Holding on to resentment about another person is like drinking poison and expecting the other person to experience it instead. Or so says the adage attributed to Nelson Mandela, Buddha, Dr. Wayne Dyer, or Alcoholics Anonymous. But sometimes the alternative, forgiveness, is almost an alien concept, especially when the other person is clearly in the wrong (and you know that for sure because you’ve been replaying the same scenario over and over in your mind).
Here’s why I think forgiveness is like getting a chance to go back in time to heal that resentment and undo the damage. It’s possible to turn a painful memory into a positive force in your life.
Memories Can’t Be Trusted
Memories aren’t accurate anyway, according to Donna Bridge, lead researcher of a 2012 study published in the Journal of Neuroscience. We like to think of our memory as a system of filing cabinets, each drawer containing a memory we can pull out, look at, and put back, leaving it unchanged. But as it turns out, each time we remember a memory, we change it a little. “Your memory of an event can grow less precise even to the point of being totally false with each retrieval,” Bridge says.

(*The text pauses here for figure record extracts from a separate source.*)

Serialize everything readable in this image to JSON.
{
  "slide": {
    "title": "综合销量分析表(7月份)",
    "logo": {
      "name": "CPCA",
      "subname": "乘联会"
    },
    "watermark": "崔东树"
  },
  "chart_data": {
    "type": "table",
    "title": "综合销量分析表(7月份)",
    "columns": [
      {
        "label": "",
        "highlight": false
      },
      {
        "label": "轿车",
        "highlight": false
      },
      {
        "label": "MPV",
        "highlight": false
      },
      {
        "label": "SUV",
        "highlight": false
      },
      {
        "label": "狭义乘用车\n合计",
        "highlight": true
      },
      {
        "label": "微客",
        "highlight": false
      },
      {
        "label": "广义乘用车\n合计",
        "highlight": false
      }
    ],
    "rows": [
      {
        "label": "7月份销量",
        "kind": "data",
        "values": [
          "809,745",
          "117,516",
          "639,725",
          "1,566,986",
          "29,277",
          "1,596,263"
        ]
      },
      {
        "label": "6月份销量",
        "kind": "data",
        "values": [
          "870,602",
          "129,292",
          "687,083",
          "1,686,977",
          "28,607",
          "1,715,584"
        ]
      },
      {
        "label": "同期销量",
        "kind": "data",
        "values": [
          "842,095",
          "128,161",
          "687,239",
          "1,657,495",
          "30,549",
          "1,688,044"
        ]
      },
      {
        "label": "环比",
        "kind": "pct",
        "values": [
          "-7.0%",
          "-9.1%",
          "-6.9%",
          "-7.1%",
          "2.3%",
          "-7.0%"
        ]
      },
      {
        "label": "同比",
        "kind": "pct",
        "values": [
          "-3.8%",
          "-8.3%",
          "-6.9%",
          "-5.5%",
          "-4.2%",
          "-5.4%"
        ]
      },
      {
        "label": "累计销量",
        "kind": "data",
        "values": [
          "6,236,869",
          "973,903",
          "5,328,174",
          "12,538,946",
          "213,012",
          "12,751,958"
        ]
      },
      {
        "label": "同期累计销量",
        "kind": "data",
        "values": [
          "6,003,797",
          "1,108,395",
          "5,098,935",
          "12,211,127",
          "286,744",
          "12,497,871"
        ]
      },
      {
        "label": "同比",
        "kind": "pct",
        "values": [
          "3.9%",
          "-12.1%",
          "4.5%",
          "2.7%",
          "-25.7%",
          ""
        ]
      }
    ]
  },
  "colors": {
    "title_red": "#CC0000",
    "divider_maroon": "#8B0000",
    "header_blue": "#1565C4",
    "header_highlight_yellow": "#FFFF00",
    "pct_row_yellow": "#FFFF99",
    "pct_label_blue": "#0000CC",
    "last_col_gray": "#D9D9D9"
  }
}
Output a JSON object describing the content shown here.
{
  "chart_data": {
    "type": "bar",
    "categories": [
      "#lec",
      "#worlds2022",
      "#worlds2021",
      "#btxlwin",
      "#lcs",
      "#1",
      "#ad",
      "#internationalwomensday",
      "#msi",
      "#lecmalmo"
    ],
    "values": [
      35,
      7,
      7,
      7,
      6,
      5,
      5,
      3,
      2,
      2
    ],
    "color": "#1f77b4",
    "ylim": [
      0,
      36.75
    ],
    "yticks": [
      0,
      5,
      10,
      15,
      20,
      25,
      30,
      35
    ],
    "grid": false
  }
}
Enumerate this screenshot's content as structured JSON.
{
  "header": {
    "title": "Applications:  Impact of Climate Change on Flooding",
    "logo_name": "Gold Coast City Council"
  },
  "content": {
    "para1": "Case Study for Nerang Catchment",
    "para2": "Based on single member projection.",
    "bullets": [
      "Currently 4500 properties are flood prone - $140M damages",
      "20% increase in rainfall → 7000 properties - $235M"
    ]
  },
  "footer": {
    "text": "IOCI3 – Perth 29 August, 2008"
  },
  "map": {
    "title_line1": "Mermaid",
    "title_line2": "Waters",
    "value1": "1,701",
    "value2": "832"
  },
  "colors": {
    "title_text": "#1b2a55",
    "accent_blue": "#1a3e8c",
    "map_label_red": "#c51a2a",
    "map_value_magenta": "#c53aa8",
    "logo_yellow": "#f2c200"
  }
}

Maybe this happens for survival reasons: Our memory has to stay up-to-date, so we can make decisions that will keep us safe. Current circumstances and perceptions can alter our memories, leaving a permanent mark on them.
So this means that if there’s an upsetting memory that you have been replaying over and over, for any length of time, chances are very good that your mind has tampered with the memory and it didn’t really happen the way you remember it.
Think about this another way: How many times have you had an interaction with someone which didn’t even upset you until later, when you had the chance to really think it over? It’s possible that your mind began to rewrite the memory according to your perspective, causing you to read into things differently than you did in the moment.
Forgiveness: The Power to Change a Memory for Good
If your resentment toward another person is hurting YOU instead, and if you can’t even trust your own memory of how it all went down, what’s a grudge-holder to do?
The path to forgiveness is different for every relationship and every situation. And for some, forgiveness happens more easily than for others. Sometimes the only way is just to work at it, a little at a time, like untying a big knot. You don’t have to understand why it happened. You don’t even have to forgive for the other person’s sake; forgiveness is for your own benefit. You can always talk to someone who can help you get a fresh perspective on the situation: a therapist, an impartial friend, an uninvolved family member. However you go about forgiveness, start with the decision to do it, and the rest will folow.
If you want a next-level tool for learning forgiveness, check out Byron Katie’s method called The Work. Her way of looking at things feels like a fresh breeze shaking everything upside down. You might even find that you have been completely mistaken about the situation, and you are the one in the wrong. I highly recommend her book Loving What Is, which describes The Work in-depth (not gonna lie, I kind of love all the examples of people doing her “Judge Your Neighbor” exercise). You can also find all the resources you need to do The Work on her website for free.
If you’re at all like me, and the person you find hardest to forgive is yourself, forgiveness is even more important, because your self is the one person you will keep running into! The Work can help you forgive yourself, too. I’ve done the Judge Your Neighbor worksheet on myself and it’s been amazingly eye-opening.
Why I Think Forgiveness Is Like Time Travel
Now for the fun part. I want to tell you about a study done in 2000 that highlighted the effects of prayer on patients who had sepsis (a life-threatening blood infection) in an Israeli hospital. As you might expect, the randomly-selected patients who were prayed for recovered more quickly, and more of them made a full recovery than the control group (the un-prayed for).
The crazy thing about this study is that the people who were prayed for were not present-day patients in 2000, when the praying was happening. They had been patients between 1990-1996. The people doing the praying were praying for sepsis cases that had occurred in the past. Their prayers affected the healing of patients in the past, even though they had been praying in the present.
I first heard about this study in Dr. Joe Dispenza’s book, Breaking the Habit of Being Yourself, which I’m currently listening to in my car (for free from my public library, woohoo!). It immediately made me think about the way love and forgiveness both work in reverse to heal the past.
Your intention to forgive can work its magic on the time that has gone by.
Kind of like the way, when you finally find true love, or when you finally find your calling in life, it works retroactively to make everything OK in the past. All the lonely years, the relationships that didn’t work out, the mistakes you made – it all ends up looking like proof that there was a plan all along.
You Can’t Move Forward If You’re Stuck in the Past
I think forgiveness works like the prayer in that sepsis study. When you set the intention to open yourself up to forgiveness, it has the power to work retroactively on your life, healing your painful memories and redeeming the past. When you truly forgive and let go of bitterness, it can transform your entire life, freeing up your energy to be fully present, rather than keeping you stuck in reverse.
There’s no reason to spend another second holding on to poison!